Australia’s largest gay and lesbian publisher should be put into liquidation for failing to pay over $650,000 to the Tax Office and suppliers, the Federal Court has heard this week.

As Crikey revealed earlier this month, the Australian Tax Office is seeking to wind up Evolution Publishing, which produces glossy magazines SX in Sydney, MCV (Melbourne), Queensland Pride (Brisbane) and Blaze (Adelaide).

Court documents filed on behalf of the ATO this week claim Evolution owes $407,278 in unpaid employee income tax, GST and “administrative penalties”. Evolution’s printer, Blue Star, also wants the company wound up after it failed to comply with a statutory demand to pay $258,000. This means the company has immediately payable debts over $665,000.

Evolution’s financial woes don’t end with the two winding-up applications. Crikey has spoken to a raft of former staffers who complained to the ATO after discovering they had not been paid superannuation – in some cases for over a year. Evolution director Mark Anthony later admitted the company had outstanding super contributions and vowed current and former employees would not be left out of pocket. Freelance contributors also allege they were routinely paid months late and are owed significant amounts in back pay.

A former employee, who asked to remain anonymous, recently told Crikey: “I’ve never come across an operator like Evolution Publishing … They’ve treated people appallingly.

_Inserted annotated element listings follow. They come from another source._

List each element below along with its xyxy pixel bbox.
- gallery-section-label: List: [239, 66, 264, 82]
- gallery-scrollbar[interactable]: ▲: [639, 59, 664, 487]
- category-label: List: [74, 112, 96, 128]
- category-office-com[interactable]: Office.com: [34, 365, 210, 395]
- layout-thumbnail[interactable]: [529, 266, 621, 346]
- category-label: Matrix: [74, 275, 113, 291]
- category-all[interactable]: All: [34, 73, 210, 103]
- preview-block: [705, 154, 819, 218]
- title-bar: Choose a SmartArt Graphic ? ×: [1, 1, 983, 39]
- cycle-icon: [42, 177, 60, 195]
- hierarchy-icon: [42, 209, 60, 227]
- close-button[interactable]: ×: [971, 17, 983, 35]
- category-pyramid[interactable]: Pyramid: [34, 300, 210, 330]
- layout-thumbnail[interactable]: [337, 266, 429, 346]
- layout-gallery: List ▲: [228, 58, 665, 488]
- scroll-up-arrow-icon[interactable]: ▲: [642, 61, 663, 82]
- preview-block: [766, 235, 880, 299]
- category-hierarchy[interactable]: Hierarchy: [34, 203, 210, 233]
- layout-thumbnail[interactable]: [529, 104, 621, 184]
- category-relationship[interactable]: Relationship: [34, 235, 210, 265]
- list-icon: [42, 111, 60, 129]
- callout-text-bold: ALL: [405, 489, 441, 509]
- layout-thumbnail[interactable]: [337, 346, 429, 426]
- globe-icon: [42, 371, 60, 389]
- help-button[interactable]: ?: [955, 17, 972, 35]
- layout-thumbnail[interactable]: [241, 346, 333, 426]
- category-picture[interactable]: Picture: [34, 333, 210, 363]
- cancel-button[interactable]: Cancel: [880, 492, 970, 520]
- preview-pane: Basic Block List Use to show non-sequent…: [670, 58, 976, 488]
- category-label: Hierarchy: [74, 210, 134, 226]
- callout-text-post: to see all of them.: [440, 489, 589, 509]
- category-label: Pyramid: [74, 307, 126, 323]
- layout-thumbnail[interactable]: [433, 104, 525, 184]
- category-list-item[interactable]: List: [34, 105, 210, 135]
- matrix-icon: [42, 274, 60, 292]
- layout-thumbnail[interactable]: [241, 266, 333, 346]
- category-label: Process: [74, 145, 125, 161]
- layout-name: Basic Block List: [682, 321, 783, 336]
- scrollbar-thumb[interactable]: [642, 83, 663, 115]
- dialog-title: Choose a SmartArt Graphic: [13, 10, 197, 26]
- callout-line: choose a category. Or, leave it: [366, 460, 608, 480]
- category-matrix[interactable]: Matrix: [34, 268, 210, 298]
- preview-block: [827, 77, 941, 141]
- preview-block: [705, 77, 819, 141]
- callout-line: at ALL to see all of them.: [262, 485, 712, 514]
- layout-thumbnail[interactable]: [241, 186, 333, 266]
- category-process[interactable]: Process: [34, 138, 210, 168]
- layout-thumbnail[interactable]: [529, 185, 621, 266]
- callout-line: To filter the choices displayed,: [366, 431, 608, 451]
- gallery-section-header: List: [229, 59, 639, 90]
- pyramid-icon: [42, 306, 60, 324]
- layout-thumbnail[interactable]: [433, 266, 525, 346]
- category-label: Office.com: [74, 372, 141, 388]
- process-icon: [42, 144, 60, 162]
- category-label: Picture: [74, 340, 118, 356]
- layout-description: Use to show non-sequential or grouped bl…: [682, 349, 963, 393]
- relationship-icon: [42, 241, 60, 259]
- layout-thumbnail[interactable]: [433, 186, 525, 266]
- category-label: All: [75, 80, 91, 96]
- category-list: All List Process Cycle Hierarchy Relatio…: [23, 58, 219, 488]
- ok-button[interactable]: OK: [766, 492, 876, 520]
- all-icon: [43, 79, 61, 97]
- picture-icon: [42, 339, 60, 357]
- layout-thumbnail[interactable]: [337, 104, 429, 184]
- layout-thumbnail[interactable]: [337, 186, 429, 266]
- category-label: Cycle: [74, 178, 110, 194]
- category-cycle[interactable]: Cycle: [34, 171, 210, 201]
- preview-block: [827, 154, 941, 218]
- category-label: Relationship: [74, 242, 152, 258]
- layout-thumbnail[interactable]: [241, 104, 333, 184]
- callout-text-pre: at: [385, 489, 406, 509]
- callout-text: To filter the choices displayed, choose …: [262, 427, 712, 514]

It’s no great surprise everything is falling apart around them.”

Former SX editor Serkan Ozturk has also launched an unfair dismissal case against the company, with a conciliation hearing slated for April 9 if the company is still operating. Ozturk was fired earlier this month after raising concerns about unpaid superannuation and the financial state of the company.

According to several sources, Evolution has been telling staff and advertisers Evolution Publishing will close and a new company, “Evo Media”, will commence operations to keep the mastheads and websites running. Evo Media was created soon after the ATO issued its wind-up application and was registered by Dean Bell, Evolution’s general manager.

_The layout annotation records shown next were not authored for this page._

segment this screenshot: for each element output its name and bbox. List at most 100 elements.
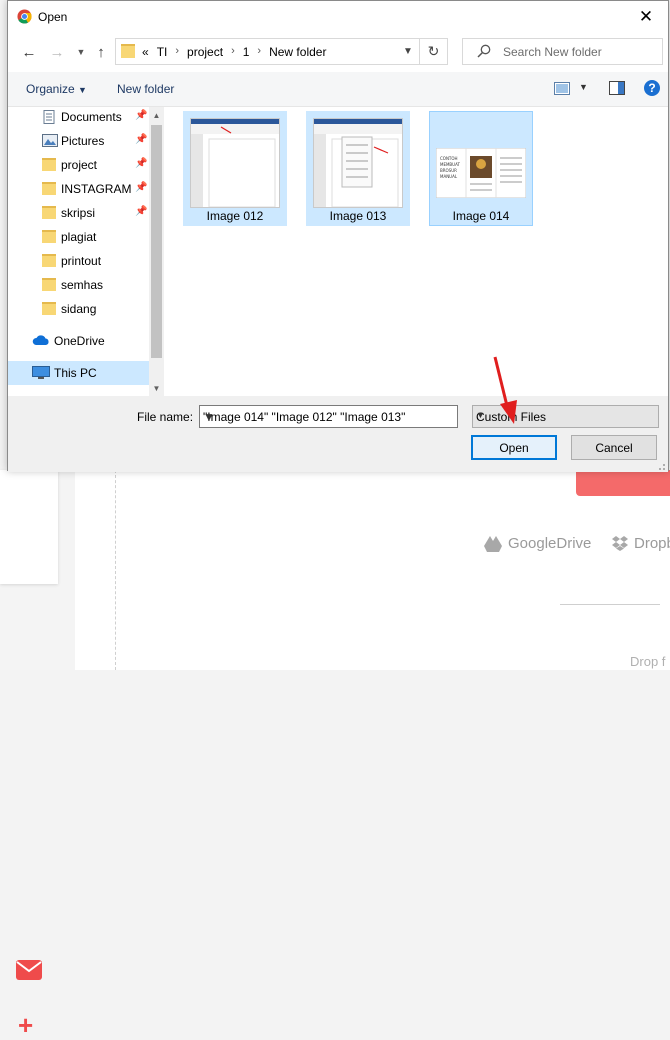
preview-pane-icon[interactable]	[609, 81, 625, 98]
help-icon[interactable]: ?	[644, 80, 660, 96]
search-icon	[477, 44, 491, 61]
folder-icon	[42, 254, 56, 267]
file-name-label: Image 012	[206, 209, 264, 223]
nav-item-onedrive[interactable]: OneDrive	[8, 329, 149, 353]
view-options-dropdown[interactable]: ▼	[579, 82, 588, 92]
file-type-select[interactable]: Custom Files ▼	[472, 405, 659, 428]
recent-locations-button[interactable]: ▼	[70, 42, 92, 62]
breadcrumb-item[interactable]: project	[187, 45, 223, 59]
forward-button[interactable]: →	[46, 42, 68, 62]
arrow-up-icon: ↑	[97, 43, 105, 61]
open-button[interactable]: Open	[471, 435, 557, 460]
scroll-up-icon[interactable]: ▲	[149, 107, 164, 123]
address-dropdown-button[interactable]: ▼	[397, 39, 419, 64]
nav-item-instagram[interactable]: INSTAGRAM 📌	[8, 177, 149, 201]
scroll-down-icon[interactable]: ▼	[149, 380, 164, 396]
pictures-icon	[42, 134, 58, 147]
breadcrumb-item[interactable]: New folder	[269, 45, 326, 59]
nav-item-skripsi[interactable]: skripsi 📌	[8, 201, 149, 225]
nav-item-documents[interactable]: Documents 📌	[8, 105, 149, 129]
refresh-icon: ↻	[427, 43, 440, 59]
navigation-scrollbar[interactable]: ▲ ▼	[149, 107, 164, 396]
file-name-caption: File name:	[137, 410, 194, 424]
dropbox-link[interactable]: Dropb	[612, 535, 670, 552]
pin-icon: 📌	[135, 206, 148, 217]
organize-label: Organize	[26, 82, 75, 96]
address-bar[interactable]: « TI › project › 1 › New folder ▼	[115, 38, 448, 65]
nav-item-label: OneDrive	[54, 334, 105, 348]
navigation-bar: ← → ▼ ↑ « TI › project › 1 › New folder …	[8, 32, 668, 72]
nav-item-label: plagiat	[61, 230, 97, 244]
navigation-pane: Documents 📌 Pictures 📌 project 📌 INSTAGR…	[8, 107, 157, 396]
breadcrumb: « TI › project › 1 › New folder	[142, 45, 326, 59]
dropbox-icon	[612, 536, 628, 551]
breadcrumb-item[interactable]: TI	[157, 45, 168, 59]
dropbox-label: Dropb	[634, 535, 670, 552]
folder-icon	[121, 44, 135, 58]
close-icon: ✕	[638, 6, 654, 26]
breadcrumb-chevron-icon[interactable]: ›	[175, 45, 179, 59]
background-sidebar: +	[0, 470, 58, 1038]
up-button[interactable]: ↑	[90, 42, 112, 62]
image-thumbnail: CONTOH MEMBUAT BROSUR MANUAL	[436, 148, 526, 198]
nav-item-pictures[interactable]: Pictures 📌	[8, 129, 149, 153]
close-button[interactable]: ✕	[624, 1, 668, 32]
new-folder-button[interactable]: New folder	[117, 82, 174, 96]
image-thumbnail	[313, 118, 403, 208]
nav-item-this-pc[interactable]: This PC	[8, 361, 149, 385]
resize-grip-icon[interactable]	[656, 460, 666, 470]
nav-item-printout[interactable]: printout	[8, 249, 149, 273]
nav-item-label: Documents	[61, 110, 122, 124]
background-dashed-divider	[115, 470, 116, 670]
breadcrumb-chevron-icon[interactable]: ›	[231, 45, 235, 59]
change-view-icon[interactable]	[554, 82, 570, 98]
breadcrumb-overflow[interactable]: «	[142, 45, 149, 59]
mail-icon[interactable]	[16, 960, 42, 983]
nav-item-label: INSTAGRAM	[61, 182, 132, 196]
nav-item-sidang[interactable]: sidang	[8, 297, 149, 321]
cancel-button[interactable]: Cancel	[571, 435, 657, 460]
breadcrumb-item[interactable]: 1	[243, 45, 250, 59]
back-button[interactable]: ←	[18, 42, 40, 62]
background-main-panel	[75, 470, 670, 670]
breadcrumb-chevron-icon[interactable]: ›	[257, 45, 261, 59]
file-name-input[interactable]: "Image 014" "Image 012" "Image 013" ▼	[199, 405, 458, 428]
organize-button[interactable]: Organize ▼	[26, 82, 87, 96]
folder-icon	[42, 302, 56, 315]
chevron-down-icon[interactable]: ▼	[203, 410, 455, 424]
file-item-image-014[interactable]: CONTOH MEMBUAT BROSUR MANUAL Image 014	[429, 111, 533, 226]
nav-item-plagiat[interactable]: plagiat	[8, 225, 149, 249]
folder-icon	[42, 206, 56, 219]
pin-icon: 📌	[135, 134, 148, 145]
dialog-titlebar[interactable]: Open ✕	[8, 1, 668, 32]
nav-item-label: sidang	[61, 302, 97, 316]
command-toolbar: Organize ▼ New folder ▼ ?	[8, 72, 668, 107]
search-input[interactable]: Search New folder	[462, 38, 663, 65]
file-name-label: Image 014	[452, 209, 510, 223]
scrollbar-thumb[interactable]	[151, 125, 162, 358]
file-item-image-012[interactable]: Image 012	[183, 111, 287, 226]
image-thumbnail	[190, 118, 280, 208]
dialog-title: Open	[38, 10, 68, 24]
this-pc-icon	[32, 366, 50, 379]
nav-item-semhas[interactable]: semhas	[8, 273, 149, 297]
chevron-down-icon: ▼	[403, 46, 413, 57]
pin-icon: 📌	[135, 158, 148, 169]
plus-icon[interactable]: +	[18, 1012, 33, 1038]
nav-item-label: skripsi	[61, 206, 96, 220]
nav-item-label: semhas	[61, 278, 104, 292]
refresh-button[interactable]: ↻	[419, 38, 448, 65]
chrome-icon	[17, 9, 32, 27]
googledrive-link[interactable]: GoogleDrive	[484, 535, 591, 552]
folder-icon	[42, 158, 56, 171]
file-item-image-013[interactable]: Image 013	[306, 111, 410, 226]
nav-item-label: project	[61, 158, 98, 172]
googledrive-icon	[484, 535, 502, 552]
thumbnail-text: CONTOH	[440, 156, 458, 161]
nav-item-project[interactable]: project 📌	[8, 153, 149, 177]
background-red-button[interactable]	[576, 470, 670, 496]
arrow-left-icon: ←	[21, 43, 37, 61]
caret-down-icon: ▼	[78, 85, 87, 95]
dialog-footer: File name: "Image 014" "Image 012" "Imag…	[8, 396, 668, 472]
pin-icon: 📌	[135, 182, 148, 193]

It is unclear how Evolution Publishing’s assets — including its mastheads — could be moved from the distressed company into Evo Media. If the company is declared insolvent, a liquidator would likely try to sell off assets to recover creditors’ losses. This brings into question Anthony’s claim in a March 7 statement: “These matters and the legal processes involved do not impact the day-to-day production of Evolution Publishing’s mastheads.”

Anthony has not responded to a detailed list of questions from Crikey.

Evolution was given a short lifeline yesterday as creditors agreed to adjourn the winding-up application for two weeks so the parties could negotiate. The winding-up applications will next be heard in the Federal Court on April 5.